Bon sang, est-ce ma tête qui tape encore comme ça ? J'ai dormi lourdement, cette nuit, sans cauchemars. Je pense que mon corps récupère progressivement. Que ma blessure me laissera une cicatrice affreuse faute d'avoir reçu des points, mais qu'elle s'en tiendra à ça. Je pensais au moins m'être débarrassée de la migraine, on dirait bien que...


*BAM BAM BAM*


Je soupire, et ma main cherche péniblement ma boîte d'aspirine, quelque part sur la table basse. J'ai dormi sur le canapé. Maintenant que je sais que Wayne occupe la chambre, je n'ai plus tellement envie de dormir là-bas.


*BAM BAM...*


J'ai faim. Ce que j'ai faim... Je me demande comment j'ai réussi à dormir dans cet état. Honnêtement, j'ignore ce que je vais faire, car je n'ai plus un sou. A part fouiller les poubelle ou voler, je ne vois pas d'option. Vraiment, je m'étais jurée de ne pas faire ça... et j'ai déjà volé le Ouija. Mais je réalise que ce n'est pas ma tête qui toque ainsi, mais bien quelqu'un, à l'extérieur, par delà les planches de bois. Quelqu'un qui...


*BAM BAM BAM BAM BAM BAM BAM BAM*

"C'est bon ! C'est bon je..."

"RIN, mais t'es emmurée vivante là-dedans, ou quoi ?"
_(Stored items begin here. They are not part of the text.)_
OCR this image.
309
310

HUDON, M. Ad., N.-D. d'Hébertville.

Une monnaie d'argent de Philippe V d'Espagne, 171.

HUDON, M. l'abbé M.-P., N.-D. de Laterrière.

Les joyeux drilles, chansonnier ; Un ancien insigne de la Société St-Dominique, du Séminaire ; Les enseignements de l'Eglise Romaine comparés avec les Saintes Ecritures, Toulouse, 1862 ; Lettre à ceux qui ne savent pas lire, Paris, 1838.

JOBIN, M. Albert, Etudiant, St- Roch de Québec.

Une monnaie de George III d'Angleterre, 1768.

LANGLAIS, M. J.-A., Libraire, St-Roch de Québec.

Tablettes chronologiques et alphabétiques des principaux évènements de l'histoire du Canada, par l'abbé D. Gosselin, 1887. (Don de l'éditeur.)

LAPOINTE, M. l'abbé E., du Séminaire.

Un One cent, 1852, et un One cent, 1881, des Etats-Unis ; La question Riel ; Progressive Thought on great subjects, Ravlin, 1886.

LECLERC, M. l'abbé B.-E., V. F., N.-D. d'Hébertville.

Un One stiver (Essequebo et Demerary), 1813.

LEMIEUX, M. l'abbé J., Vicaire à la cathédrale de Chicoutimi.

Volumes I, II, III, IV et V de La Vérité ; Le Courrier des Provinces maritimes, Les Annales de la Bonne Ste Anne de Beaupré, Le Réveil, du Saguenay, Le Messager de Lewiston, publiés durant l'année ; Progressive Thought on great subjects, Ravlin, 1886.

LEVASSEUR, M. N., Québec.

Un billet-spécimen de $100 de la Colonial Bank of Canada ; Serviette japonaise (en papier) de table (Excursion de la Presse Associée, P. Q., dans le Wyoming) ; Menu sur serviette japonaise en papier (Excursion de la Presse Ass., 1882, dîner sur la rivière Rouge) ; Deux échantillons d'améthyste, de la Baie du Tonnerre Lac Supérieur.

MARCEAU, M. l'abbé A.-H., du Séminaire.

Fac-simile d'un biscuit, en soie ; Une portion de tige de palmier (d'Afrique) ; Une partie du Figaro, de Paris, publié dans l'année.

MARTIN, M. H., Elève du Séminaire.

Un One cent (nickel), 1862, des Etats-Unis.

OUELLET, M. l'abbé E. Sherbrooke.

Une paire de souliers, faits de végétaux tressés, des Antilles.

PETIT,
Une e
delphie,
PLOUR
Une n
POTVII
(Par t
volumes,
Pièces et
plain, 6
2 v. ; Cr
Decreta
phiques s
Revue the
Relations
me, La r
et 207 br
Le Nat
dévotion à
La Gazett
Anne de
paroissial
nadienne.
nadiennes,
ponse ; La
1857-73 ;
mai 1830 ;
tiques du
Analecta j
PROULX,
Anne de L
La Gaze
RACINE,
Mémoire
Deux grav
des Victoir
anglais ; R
Mes yeux s'écarquillent, parce que je réalise que ce n'est pas un voisin râleur, en train de cogner là.

"Oh putain".


*Crac !*


En moins de la moitié d'une seconde, je suis au dehors, debout sur le trottoir mouillé. Je me retourne. Et je le vois, dans un long manteau gris clair en daim et franges poilues.


"Klaus, bordel de merde".

"Saperlipopette, Rin !"


Nous éclatons de rire bruyamment, attirant sans doute l'attention plus que de raison. Je sais, je jure beaucoup, mais c'est toujours ce qui me vient, dans des moments comme ça. Parce que la joie que je ressens est sans limite, dans l'instant. Et je n'en crois pas mes sens, tandis que nous nous fondons dans une masse inextricable de cheveux, de barbe (de barbe ?) et de fringues bigarrées. Peut-être que je tremble un peu, mais - en fait - lui aussi, et il pourrait m'étouffer à continuer de me serrer comme ça. Je me dégage, avec autant l'envie de rire que de pleurer, je me prends la tête à deux mains, parce que je crois à peine ce que je vois.


"Bon sang mais..."


Si je ne le connaissais pas par coeur, peut-être que je ne l'aurais pas reconnu. Mais je n'ai guère le temps d'analyser : à travers les rideaux de dentelle de sa fenêtre, la voisine d'en face nous regarde avec un air mauvais. Ni une ni deux, je saisis de nouveau le bras de Klaus, je plisse les yeux. *Crac !* Je nous téléporte à l'intérieur du salon de Wayne, où il glousse joyeusement :


"Ouuuuh, ce petit tour de manège, ce que ça m'avait manqué".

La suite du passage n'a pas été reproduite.